I do, I just wasn’t sure whether to move him and stress him, or not. I’m going to see what the vet says in the morning. I also ordered some epsom salt for the QT just in case it helps…
 
Update: the vet applied a topical anti-inflammatory several times and the prolapse has reduced in size, but still there. He couldn’t continue because the fish got too stressed and puffed up. So now waiting for some aesthetic to arrive. In the meantime I’ll keep it in a quarantine tank with epsom salt
 
Update: the vet applied a topical anti-inflammatory several times and the prolapse has reduced in size, but still there. He couldn’t continue because the fish got too stressed and puffed up. So now waiting for some aesthetic to arrive. In the meantime I’ll keep it in a quarantine tank with epsom salt
I've seen these prolapses from time to time. Sometimes they go away on their own, sometimes our veterinarians have fixed them with surgery (pushing the tissue back in and adding a couple of stiches) and sometimes the fish dies from secondary infection. If the blood flow gets cut off to the extruded tissue, that is fatal. Sharks are rays are the most common to get them. I don't recall ever seeing this on a puffer.

The topical inflammatory makes sense, but the constant handling is the trouble, as you discovered.
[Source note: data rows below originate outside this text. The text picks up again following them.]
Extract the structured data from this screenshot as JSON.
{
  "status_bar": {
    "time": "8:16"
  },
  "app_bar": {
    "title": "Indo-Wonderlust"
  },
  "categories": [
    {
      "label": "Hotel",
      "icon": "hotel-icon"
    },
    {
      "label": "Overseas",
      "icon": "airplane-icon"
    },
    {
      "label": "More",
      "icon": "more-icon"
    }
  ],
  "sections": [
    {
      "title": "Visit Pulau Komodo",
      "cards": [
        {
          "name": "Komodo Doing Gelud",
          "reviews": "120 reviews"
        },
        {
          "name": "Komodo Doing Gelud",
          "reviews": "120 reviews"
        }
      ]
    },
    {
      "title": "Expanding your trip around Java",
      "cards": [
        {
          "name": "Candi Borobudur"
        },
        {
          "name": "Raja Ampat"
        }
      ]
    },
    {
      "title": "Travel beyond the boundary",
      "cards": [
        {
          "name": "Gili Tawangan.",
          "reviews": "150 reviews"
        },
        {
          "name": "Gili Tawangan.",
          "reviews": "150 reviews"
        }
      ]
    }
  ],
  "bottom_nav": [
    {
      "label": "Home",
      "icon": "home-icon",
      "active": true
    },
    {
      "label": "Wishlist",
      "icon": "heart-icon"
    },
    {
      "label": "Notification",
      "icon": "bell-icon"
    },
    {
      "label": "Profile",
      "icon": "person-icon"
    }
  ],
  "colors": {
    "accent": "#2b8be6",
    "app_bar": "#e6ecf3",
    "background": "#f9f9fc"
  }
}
Skip the Epsom salts, that won't help. Epsom salts are a freshwater fish tonic. Magnesium sulfate is the fourth most common salt in seawater mixes already, so adding a bit more won't do anything but raise the salinity a bit and skew the ionic composition.

Jay
 
Ok thanks Jay. Yes handling is never good, I didn’t want the Procedure performed without anesthetic but the vet did not have anything on hand. I’ll skip the magnesium sulfate, thanks. In God’s hands for now!
 
Good luck, hope everything works out, I have a valentini puffer that I absolutely love , would hate for something to happen to him.
 
Good news! Puffers prolapse has completely self corrected, I’m keeping it in isolation for the next few days but it’s back to the usual healthy yellow color and behaving normally! I also probably won’t need it for a few days and possibly will treat for internal parasites. Any thoughts?
 
Glad to hear the good news! I had an experience with a puffer acting really strange/bloated after eating a very large shrimp. No prolapse to that size but curious if you fed anything large before it? Maybe hard shell could be a factor im not sure.
 
Do not feed shrimp or scallops for now until it is fully recovered. Selcon good. Go with pieces of fish meat, mussel, squid. . . . soft stuff. @Jay Hemdal called it on retraction.
 
Hey all, thanks for the help. Everything was soft (no shell on anything) but I think I fed it too much. On the reef fish are always so fat, so I feed small amounts frequently (3-6 times per day), but it was probably too much, too soon.

As a side note, I’ve seen Mappa puffers so fat they were almost round off the coast of Australia! So cute.

I’m going not feed for 24-48 hours and keep an eye on ‘Fugu-Chan’!